The chilly work of Wolfgang Ketterle, Eric Cornell, and Carl Wieman has gotten a warm reception in Stockholm; this morning the three physicists learned that they've won the 2001 Nobel Prize in Physics for creating the first Bose-Einstein condensates (BECs) in gases of rubidium, sodium, and other alkali metals.
Albert Einstein, building on the work of physicist S. N. Bose, predicted 75 years ago that a gas made of a certain type of particle would behave very strangely when cooled to a few billionths of a degree above absolute zero. When almost all the energy gets sucked out of so-called boson particles, they should stop jittering about and settle down together into the lowest energy state. Then their quantum identities merge and they start behaving, in a sense, like one large particle. This "superparticle" is a BEC, and BECs are playgrounds for bizarre physics.

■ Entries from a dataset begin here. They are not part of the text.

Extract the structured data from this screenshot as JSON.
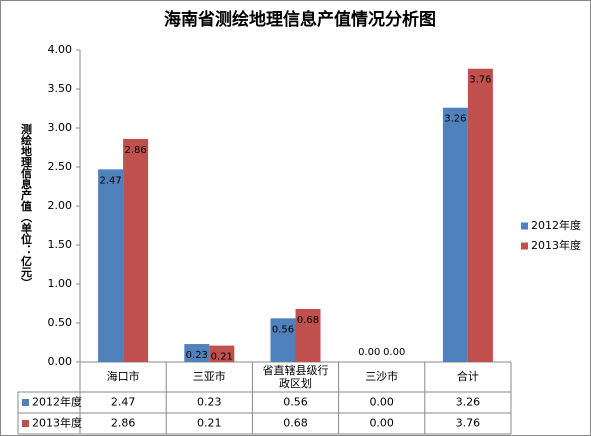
{
  "chart_data": {
    "type": "bar",
    "title": "海南省测绘地理信息产值情况分析图",
    "y_label": "测绘地理信息产值（单位：亿元）",
    "categories": [
      "海口市",
      "三亚市",
      "省直辖县级行政区划",
      "三沙市",
      "合计"
    ],
    "series": [
      {
        "name": "2012年度",
        "color": "#4f81bd",
        "values": [
          2.47,
          0.23,
          0.56,
          0,
          3.26
        ],
        "value_labels": [
          "2.47",
          "0.23",
          "0.56",
          "0.00",
          "3.26"
        ]
      },
      {
        "name": "2013年度",
        "color": "#c0504d",
        "values": [
          2.86,
          0.21,
          0.68,
          0,
          3.76
        ],
        "value_labels": [
          "2.86",
          "0.21",
          "0.68",
          "0.00",
          "3.76"
        ]
      }
    ],
    "ylim": [
      0,
      4
    ],
    "yticks": [
      {
        "value": 0,
        "label": "0.00"
      },
      {
        "value": 0.5,
        "label": "0.50"
      },
      {
        "value": 1,
        "label": "1.00"
      },
      {
        "value": 1.5,
        "label": "1.50"
      },
      {
        "value": 2,
        "label": "2.00"
      },
      {
        "value": 2.5,
        "label": "2.50"
      },
      {
        "value": 3,
        "label": "3.00"
      },
      {
        "value": 3.5,
        "label": "3.50"
      },
      {
        "value": 4,
        "label": "4.00"
      }
    ],
    "legend": "right",
    "data_table": true
  }
}
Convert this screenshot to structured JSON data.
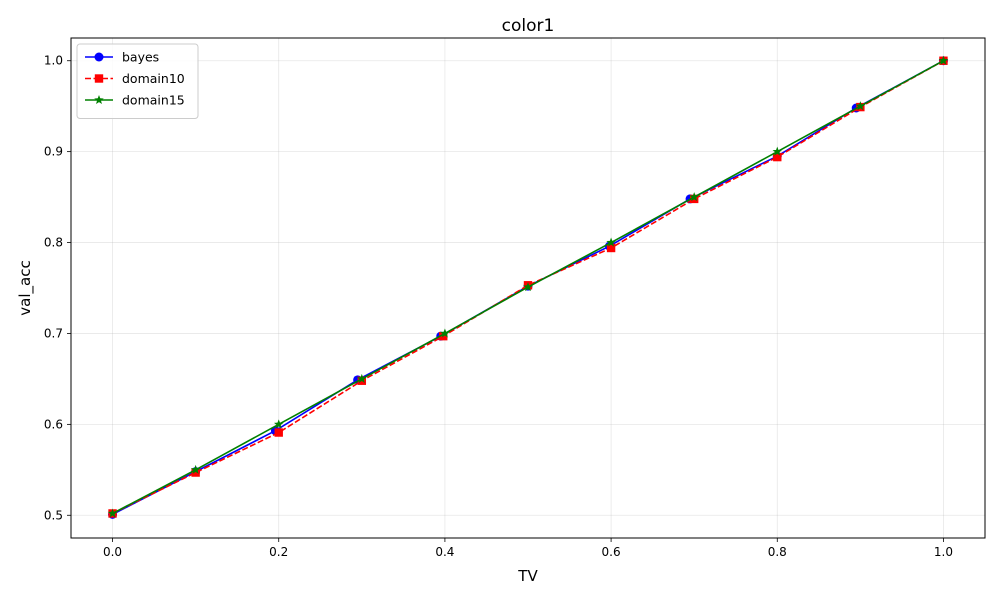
{
  "chart_data": {
    "type": "line",
    "title": "color1",
    "xlabel": "TV",
    "ylabel": "val_acc",
    "xlim": [
      -0.05,
      1.05
    ],
    "ylim": [
      0.475,
      1.025
    ],
    "xticks": [
      0.0,
      0.2,
      0.4,
      0.6,
      0.8,
      1.0
    ],
    "xtick_labels": [
      "0.0",
      "0.2",
      "0.4",
      "0.6",
      "0.8",
      "1.0"
    ],
    "yticks": [
      0.5,
      0.6,
      0.7,
      0.8,
      0.9,
      1.0
    ],
    "ytick_labels": [
      "0.5",
      "0.6",
      "0.7",
      "0.8",
      "0.9",
      "1.0"
    ],
    "grid": true,
    "legend_position": "top-left",
    "series": [
      {
        "name": "bayes",
        "color": "#0000ff",
        "linestyle": "solid",
        "marker": "circle",
        "points": [
          [
            0.0,
            0.501
          ],
          [
            0.1,
            0.548
          ],
          [
            0.196,
            0.593
          ],
          [
            0.295,
            0.649
          ],
          [
            0.395,
            0.697
          ],
          [
            0.5,
            0.752
          ],
          [
            0.598,
            0.796
          ],
          [
            0.695,
            0.848
          ],
          [
            0.8,
            0.895
          ],
          [
            0.895,
            0.948
          ],
          [
            1.0,
            1.0
          ]
        ]
      },
      {
        "name": "domain10",
        "color": "#ff0000",
        "linestyle": "dashed",
        "marker": "square",
        "points": [
          [
            0.0,
            0.502
          ],
          [
            0.1,
            0.547
          ],
          [
            0.2,
            0.591
          ],
          [
            0.3,
            0.648
          ],
          [
            0.398,
            0.697
          ],
          [
            0.5,
            0.753
          ],
          [
            0.6,
            0.794
          ],
          [
            0.7,
            0.848
          ],
          [
            0.8,
            0.894
          ],
          [
            0.9,
            0.949
          ],
          [
            1.0,
            1.0
          ]
        ]
      },
      {
        "name": "domain15",
        "color": "#008000",
        "linestyle": "solid",
        "marker": "star",
        "points": [
          [
            0.0,
            0.502
          ],
          [
            0.1,
            0.55
          ],
          [
            0.2,
            0.6
          ],
          [
            0.3,
            0.65
          ],
          [
            0.4,
            0.7
          ],
          [
            0.5,
            0.751
          ],
          [
            0.6,
            0.8
          ],
          [
            0.7,
            0.85
          ],
          [
            0.8,
            0.9
          ],
          [
            0.9,
            0.95
          ],
          [
            1.0,
            1.0
          ]
        ]
      }
    ]
  }
}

For example, a BEC can slow light down to a crawl.
Several groups had been attempting to coax matter into becoming a BEC, but none succeeded until 1995, when Cornell and Wieman, physicists at the University of Colorado, Boulder, and the National Institute of Standards and Technology, Boulder, used optical and magnetic traps to bully about bosonic rubidium atoms into forming a BEC. Shortly thereafter, Wolfgang Ketterle of the Massachusetts Institute of Technology managed to do the same with sodium atoms, creating a considerably bigger condensate. These achievements set off a flurry of experiments: Scientists used BECs to create "atomic lasers" and watched as vortices formed and dissipated within the BECs. The work continues to give physicists new insights into the nature of quantum interactions. "We've been surprised to see the explosive growth of the field," says Ketterle. "We thought it would be neat, but it has had an enormous impact on atomic physics."
The prize, split evenly among the three winners, comes as no surprise to the physics community. "It's very well deserved," says Claude Cohen-Tannoudji, a physicist at the École Normale Supérieure in Paris, who won the 1997 Nobel Prize in Physics with Steven Chu and William Phillips for developing the cooling technique that allows physicists to make BECs.